Lei è stato tra i fondatori di Vitaminic, piattaforma per la distribuzione di musica digitale, quando ancora non esistevano iTunes o Spotify: quali opportunità ha perso il nostro Paese?
Nel settore digitale purtroppo le occasioni che abbiamo perso sono state molte. L’Italia ha giocato un ruolo centrale nello sviluppo dell’informatica a livello globale, ma poi nel momento chiave ha perso la strada e Olivetti da leader mondiale della nascente industria digitale ha abbandonato il settore per rimanere sulle macchine da scrivere. Nel periodo della new economy l’Italia era al centro del panorama europeo sul fronte del digitale generando storie di successo come Tiscali, Fastweb, Yoox, Venere, e tante altre iniziative come Vitaminic che potrei citare, come ad esempio My-TV, uno Youtube ante-litteram tutto italiano inventato da Salvo Mizzi, oppure la webmail di Tiscali che anni dopo sarebbe stata poi imitata da Google Gmail. Ma anche qui, con lo scoppio della bolla finanziaria siamo usciti dal digitale proprio mentre stava nascendo la nuova generazione di grandi società tecnologiche basate sui social media che oggi dominano i mercati globali. Un’altra grande occasione persa. Nella telefonia mobile l’Italia ha creato il primo mercato consumer di successo al mondo con Omnitel ma alla fine anziché intraprendere un percorso per creare un operatore leader globale, Omnitel è stata acquisita da Vodafone trasformandosi da predatore in preda. Questi sono gli esempi più macroscopici di grandissimi treni perduti, occasioni che avrebbero potuto porre l’Italia al centro dei mercati tecnologici internazionali. Nel libro oltre che descriverli cerco di capirne le motivazioni.

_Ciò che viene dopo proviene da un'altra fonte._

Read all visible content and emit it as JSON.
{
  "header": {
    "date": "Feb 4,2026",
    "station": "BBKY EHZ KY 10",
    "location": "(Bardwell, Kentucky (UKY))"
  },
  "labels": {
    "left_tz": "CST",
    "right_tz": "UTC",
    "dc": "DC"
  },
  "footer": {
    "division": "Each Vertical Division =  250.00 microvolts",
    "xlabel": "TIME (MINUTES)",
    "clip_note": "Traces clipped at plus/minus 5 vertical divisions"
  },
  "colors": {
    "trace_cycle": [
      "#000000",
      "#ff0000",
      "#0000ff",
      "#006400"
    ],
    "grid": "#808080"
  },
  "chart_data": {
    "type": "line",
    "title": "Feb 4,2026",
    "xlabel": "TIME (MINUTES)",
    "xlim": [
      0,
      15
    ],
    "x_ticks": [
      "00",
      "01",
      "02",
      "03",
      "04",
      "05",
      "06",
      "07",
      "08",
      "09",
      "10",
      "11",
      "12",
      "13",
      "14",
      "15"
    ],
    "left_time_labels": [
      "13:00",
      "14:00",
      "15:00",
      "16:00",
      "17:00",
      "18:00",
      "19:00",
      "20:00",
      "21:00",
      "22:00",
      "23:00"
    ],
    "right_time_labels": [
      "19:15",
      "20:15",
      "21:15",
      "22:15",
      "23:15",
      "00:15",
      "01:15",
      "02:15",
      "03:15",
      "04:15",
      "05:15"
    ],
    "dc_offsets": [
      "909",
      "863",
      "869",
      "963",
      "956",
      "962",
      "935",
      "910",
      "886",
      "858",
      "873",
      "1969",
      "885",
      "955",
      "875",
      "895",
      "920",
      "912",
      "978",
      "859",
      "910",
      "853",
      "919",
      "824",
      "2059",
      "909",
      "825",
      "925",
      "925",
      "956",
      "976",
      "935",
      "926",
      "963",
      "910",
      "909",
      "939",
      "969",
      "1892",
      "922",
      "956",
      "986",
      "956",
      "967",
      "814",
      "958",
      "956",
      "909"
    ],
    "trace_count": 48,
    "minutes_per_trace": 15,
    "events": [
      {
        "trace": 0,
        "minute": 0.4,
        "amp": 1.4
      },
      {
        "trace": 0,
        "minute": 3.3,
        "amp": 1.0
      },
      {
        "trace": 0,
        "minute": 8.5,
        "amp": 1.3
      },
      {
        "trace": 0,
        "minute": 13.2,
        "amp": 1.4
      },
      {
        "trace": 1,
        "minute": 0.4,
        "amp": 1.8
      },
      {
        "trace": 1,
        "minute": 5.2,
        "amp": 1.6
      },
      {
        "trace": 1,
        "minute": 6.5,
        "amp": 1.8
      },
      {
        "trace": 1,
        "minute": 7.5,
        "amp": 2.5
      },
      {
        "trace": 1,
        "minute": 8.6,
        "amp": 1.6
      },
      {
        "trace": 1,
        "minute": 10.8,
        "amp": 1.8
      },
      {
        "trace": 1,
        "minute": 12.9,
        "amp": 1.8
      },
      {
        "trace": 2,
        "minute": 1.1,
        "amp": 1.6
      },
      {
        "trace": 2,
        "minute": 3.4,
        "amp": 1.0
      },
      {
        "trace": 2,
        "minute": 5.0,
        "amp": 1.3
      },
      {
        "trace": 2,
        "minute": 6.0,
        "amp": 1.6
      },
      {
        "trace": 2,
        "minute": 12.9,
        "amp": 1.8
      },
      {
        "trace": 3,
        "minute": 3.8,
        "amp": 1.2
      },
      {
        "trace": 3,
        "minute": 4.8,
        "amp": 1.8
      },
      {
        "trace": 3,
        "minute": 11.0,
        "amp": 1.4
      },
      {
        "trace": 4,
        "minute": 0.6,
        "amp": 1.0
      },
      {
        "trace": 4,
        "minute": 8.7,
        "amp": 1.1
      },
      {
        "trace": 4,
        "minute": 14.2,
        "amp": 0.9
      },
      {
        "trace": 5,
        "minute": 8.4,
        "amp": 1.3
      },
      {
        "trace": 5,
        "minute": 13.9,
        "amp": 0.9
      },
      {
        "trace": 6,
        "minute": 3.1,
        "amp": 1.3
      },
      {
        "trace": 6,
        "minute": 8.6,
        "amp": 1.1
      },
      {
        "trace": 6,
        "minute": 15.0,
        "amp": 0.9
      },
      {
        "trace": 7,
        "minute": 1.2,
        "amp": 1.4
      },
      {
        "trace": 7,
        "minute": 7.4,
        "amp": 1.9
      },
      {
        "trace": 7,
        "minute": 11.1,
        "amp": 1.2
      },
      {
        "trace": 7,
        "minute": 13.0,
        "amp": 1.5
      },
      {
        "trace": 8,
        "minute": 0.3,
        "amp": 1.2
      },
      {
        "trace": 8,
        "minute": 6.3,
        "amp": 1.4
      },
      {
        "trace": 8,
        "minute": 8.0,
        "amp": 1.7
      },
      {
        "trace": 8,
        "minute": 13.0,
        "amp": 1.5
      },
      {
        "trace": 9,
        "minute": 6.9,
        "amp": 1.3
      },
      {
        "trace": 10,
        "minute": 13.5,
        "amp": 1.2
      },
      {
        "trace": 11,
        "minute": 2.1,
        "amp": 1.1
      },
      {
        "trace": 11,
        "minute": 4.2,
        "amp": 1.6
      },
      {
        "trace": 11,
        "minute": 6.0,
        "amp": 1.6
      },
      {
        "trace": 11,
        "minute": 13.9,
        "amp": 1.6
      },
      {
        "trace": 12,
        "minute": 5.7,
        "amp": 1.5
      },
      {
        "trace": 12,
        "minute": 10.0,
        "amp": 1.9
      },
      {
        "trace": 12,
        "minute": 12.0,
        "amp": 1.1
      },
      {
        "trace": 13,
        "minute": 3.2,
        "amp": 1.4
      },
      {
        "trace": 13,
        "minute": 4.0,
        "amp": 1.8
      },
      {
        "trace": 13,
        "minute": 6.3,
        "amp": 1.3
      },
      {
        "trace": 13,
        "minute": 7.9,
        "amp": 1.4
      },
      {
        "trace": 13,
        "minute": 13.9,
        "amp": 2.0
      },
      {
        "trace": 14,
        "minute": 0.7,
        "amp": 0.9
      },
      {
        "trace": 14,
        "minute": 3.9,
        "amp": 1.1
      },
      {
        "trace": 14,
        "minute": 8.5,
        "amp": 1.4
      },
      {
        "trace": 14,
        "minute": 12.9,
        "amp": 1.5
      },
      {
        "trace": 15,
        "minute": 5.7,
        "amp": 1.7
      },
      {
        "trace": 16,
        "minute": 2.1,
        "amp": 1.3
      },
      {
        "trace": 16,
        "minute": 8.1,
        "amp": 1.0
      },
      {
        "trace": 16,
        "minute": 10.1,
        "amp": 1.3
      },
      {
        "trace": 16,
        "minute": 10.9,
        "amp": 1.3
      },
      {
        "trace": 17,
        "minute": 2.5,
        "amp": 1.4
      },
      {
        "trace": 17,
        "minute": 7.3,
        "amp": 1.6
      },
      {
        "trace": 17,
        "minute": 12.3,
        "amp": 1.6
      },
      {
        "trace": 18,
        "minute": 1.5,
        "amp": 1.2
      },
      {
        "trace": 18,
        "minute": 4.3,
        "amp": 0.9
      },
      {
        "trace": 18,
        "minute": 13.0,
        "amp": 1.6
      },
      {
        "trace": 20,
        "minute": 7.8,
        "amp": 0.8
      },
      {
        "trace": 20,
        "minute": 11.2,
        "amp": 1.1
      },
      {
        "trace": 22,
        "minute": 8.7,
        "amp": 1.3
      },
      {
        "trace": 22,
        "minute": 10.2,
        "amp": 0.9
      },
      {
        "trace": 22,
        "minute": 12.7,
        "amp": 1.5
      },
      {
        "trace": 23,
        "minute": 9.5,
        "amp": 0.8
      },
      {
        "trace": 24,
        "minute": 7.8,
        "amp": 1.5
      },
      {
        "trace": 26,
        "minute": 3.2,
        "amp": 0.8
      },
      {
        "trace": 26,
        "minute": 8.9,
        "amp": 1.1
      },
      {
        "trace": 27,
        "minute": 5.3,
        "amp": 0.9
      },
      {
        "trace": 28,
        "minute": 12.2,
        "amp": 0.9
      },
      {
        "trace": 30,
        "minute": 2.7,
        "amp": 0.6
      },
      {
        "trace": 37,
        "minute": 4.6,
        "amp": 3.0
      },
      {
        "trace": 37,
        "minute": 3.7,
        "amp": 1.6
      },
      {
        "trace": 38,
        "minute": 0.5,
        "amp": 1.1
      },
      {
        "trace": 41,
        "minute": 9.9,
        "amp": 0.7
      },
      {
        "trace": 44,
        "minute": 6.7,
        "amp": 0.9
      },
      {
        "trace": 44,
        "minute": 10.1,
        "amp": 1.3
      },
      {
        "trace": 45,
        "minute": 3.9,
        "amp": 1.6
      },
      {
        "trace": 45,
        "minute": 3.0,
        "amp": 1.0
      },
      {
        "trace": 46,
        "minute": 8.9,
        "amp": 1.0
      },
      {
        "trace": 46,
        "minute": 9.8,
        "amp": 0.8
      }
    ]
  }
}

Quale ruolo ha avuto l’Olivetti per lo sviluppo dell’informatica?
Olivetti ha avuto un ruolo centrale e dalle sue ceneri in effetti è poi nato tutto. In primis a livello globale le due aziende che nel mondo hanno creato i presupposti per l’industria informatica sono state Olivetti ed IBM, due aziende in concorrenza tra loro fin dall’inizio. È stato un testa a testa per cinquant’anni, quando la morte improvvisa di Adriano Olivetti e del capo dei laboratori informatici dell’azienda poche settimane dopo ha aperto una crisi aziendale gravissima. Tutto questo avveniva proprio nel momento cruciale in cui stava nascendo la moderna industria informatica, rispetto alla quale Olivetti giocava un ruolo da numero 1 o 2 al mondo. Da li è stato un continuo perdere terreno, fino a perdere l’intera battaglia.
Ma Olivetti ha lasciato sul campo un’eredità preziosa fatta di competenze e cultura imprenditoriale nel campo tecnologico, una grandissima parte delle cose che negli anni successivi sarebbero successe nell’industria digitale italiana sono comunque ricollegabili a Olivetti o ex olivettiani, esperienze così importanti lasciano sempre semi importanti che poi daranno frutto.
In che modo la bolla delle dot-com ha contribuito all’implosione del digitale italiano?
L’esplosione della bolla ha ucciso il digitale italiano proprio nel momento in cui stava cominciando a compiere i primi passi, molto promettenti. Abbiamo avuto una finestra temporale molto stretta che ha consentito a poche startup di emergere e non ha consentito all’ecosistema che si stava formando di reggere all’impatto. Abbiamo perso troppo tempo inizialmente nel prendere nella giusta considerazione l’avvento di Internet, per poi improvvisamente rendercene conto. Ma l’esplosione della bolla ha spento questo entusiasmo, improvvisamente Internet prima osannata come panacea di tutti i mali della società moderna era diventato una bestemmia, una parola vietata e per quindici anni questo ha condannato l’Italia a diventare marginale in questo settore. Quando lavoravo in Olivetti e poi in Lycos, l’Italia era la decima nazione al mondo su Internet, oggi credo fatichiamo a stare nella top 30 mondiale.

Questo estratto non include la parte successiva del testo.